French 75’s to Toast the New Year!
Ok, I know we’re already a week into 2017, but I’m still reflecting on 2016 and mapping out goals for the new year! I think writing down goals is powerful because it creates a paper trail. Plus, by putting them out into the universe, I’m forcing myself to be accountable. I won’t bore you with my many, many goals for the year–many of which are related to this blog and many of which are not, but I will share a few!
- Bake (and cook!) more savory dishes. Ok, I’m sure you’re probably thinking that I already bake enough, and I probably do. But, I love challenging myself and going outside of my comfort zone, so I’d like to bake even more this year. Especially things I’ve never made!
- Host more dinner parties. Yes, I live in Manhattan in a microstudio, but I really love having people over to fill their bellies with a homecooked meal. I just happen to live in a one-room apartment that’s probably the size of many people’s bedrooms.
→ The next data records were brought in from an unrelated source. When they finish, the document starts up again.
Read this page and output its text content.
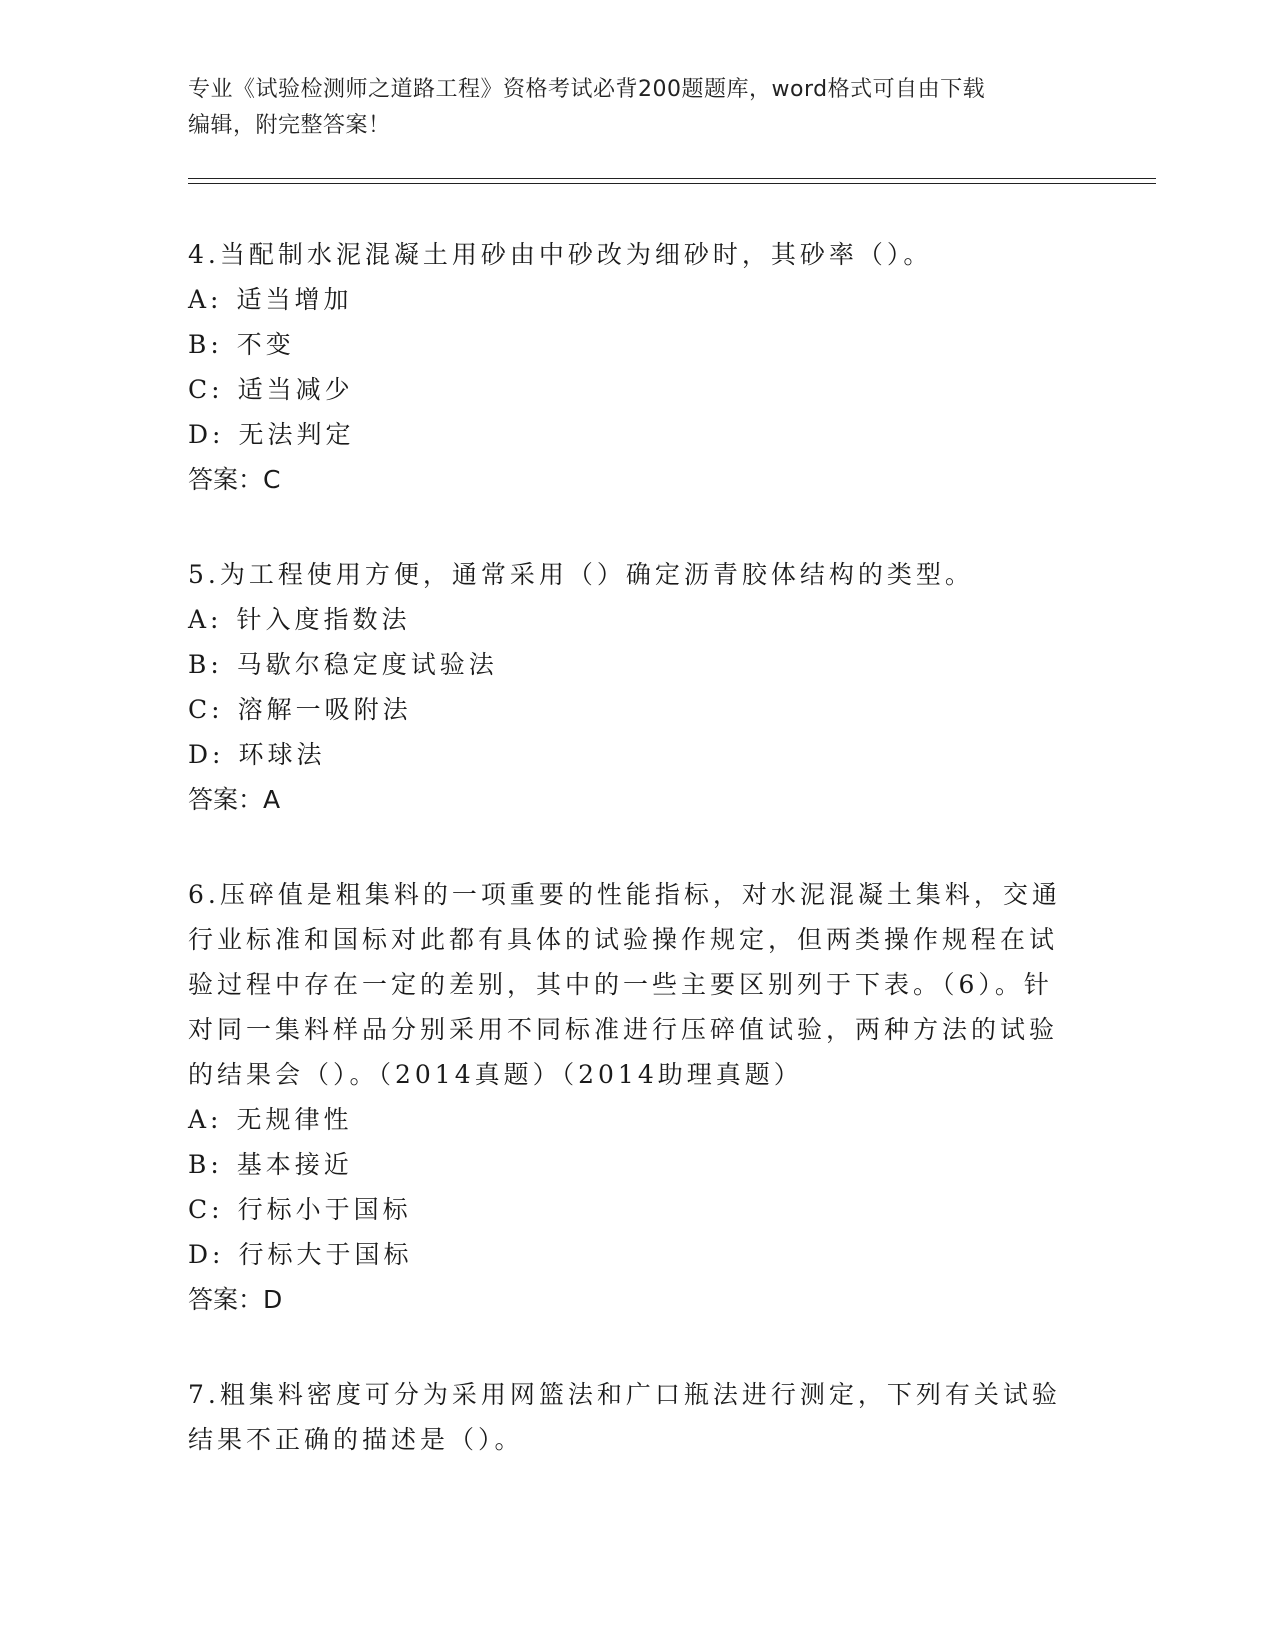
专业《试验检测师之道路工程》资格考试必背200题题库，word格式可自由下载
编辑，附完整答案！

4.当配制水泥混凝土用砂由中砂改为细砂时，其砂率（）。

A: 适当增加

B: 不变

C: 适当减少

D: 无法判定

答案：C

5.为工程使用方便，通常采用（）确定沥青胶体结构的类型。

A: 针入度指数法

B: 马歇尔稳定度试验法

C: 溶解一吸附法

D: 环球法

答案：A

6.压碎值是粗集料的一项重要的性能指标，对水泥混凝土集料，交通

行业标准和国标对此都有具体的试验操作规定，但两类操作规程在试

验过程中存在一定的差别，其中的一些主要区别列于下表。（6）。针

对同一集料样品分别采用不同标准进行压碎值试验，两种方法的试验

的结果会（）。（2014真题）（2014助理真题）

A: 无规律性

B: 基本接近

C: 行标小于国标

D: 行标大于国标

答案：D

7.粗集料密度可分为采用网篮法和广口瓶法进行测定，下列有关试验

结果不正确的描述是（）。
In 2016, I managed to cook dinner for friends a total of one time. Which is pretty tragic. So, I will not let the fact that I have photo props, camera tripods, and multiple move-able pantries that occupy most available space prevent me from having people over.
- Share more travel content. Many of you may not know this blog was “Foodie in France” before it was “Foodie In New York.” It started as a food + travel blog to document the year I spent eating my way around France and Europe. I have some really exciting trips planned for 2017, spanning multiple continents, holidays and celebrations. I want to share those experiences in a way that’s fun and even a little informative. My goal isn’t to write comprehensive-type guides, but just to share hidden gems and highlights that might inspire you to visit.
And now to that beautiful cocktail I made New Year’s Eve… This cocktail was inspired by my recent trip to Louisiana for Christmas. One of our neighbors in Baton Rouge has a lemon tree. They put a sign out, “Free Lemons,” so of course I helped myself. These lemons are large and beautiful, and best of all, aren’t waxed! I basically ended up bringing more lemons than I could carry back with me to New York. When you buy lemons from the supermarket, they often have a layer of wax on them. This is to preserve them so that they have a longer shelf-life, but it also ruins the best part of a lemon–the lemon zest. So, stay tuned for some lemon-y recipes!
New Year’s Eve French 75 Cocktail:
2 lemon slices
1 shot of gin
1 shot of lemon juice
1 shot of simple syrup
Add a slice of lemon to each glass. Combine the gin, lemon juice and simple syrup in a cocktail shaker filled with ice. Shake, shake, shake! Pour half in one champagne flute and half in the other. Fill the remainder of the glass with sparkling wine.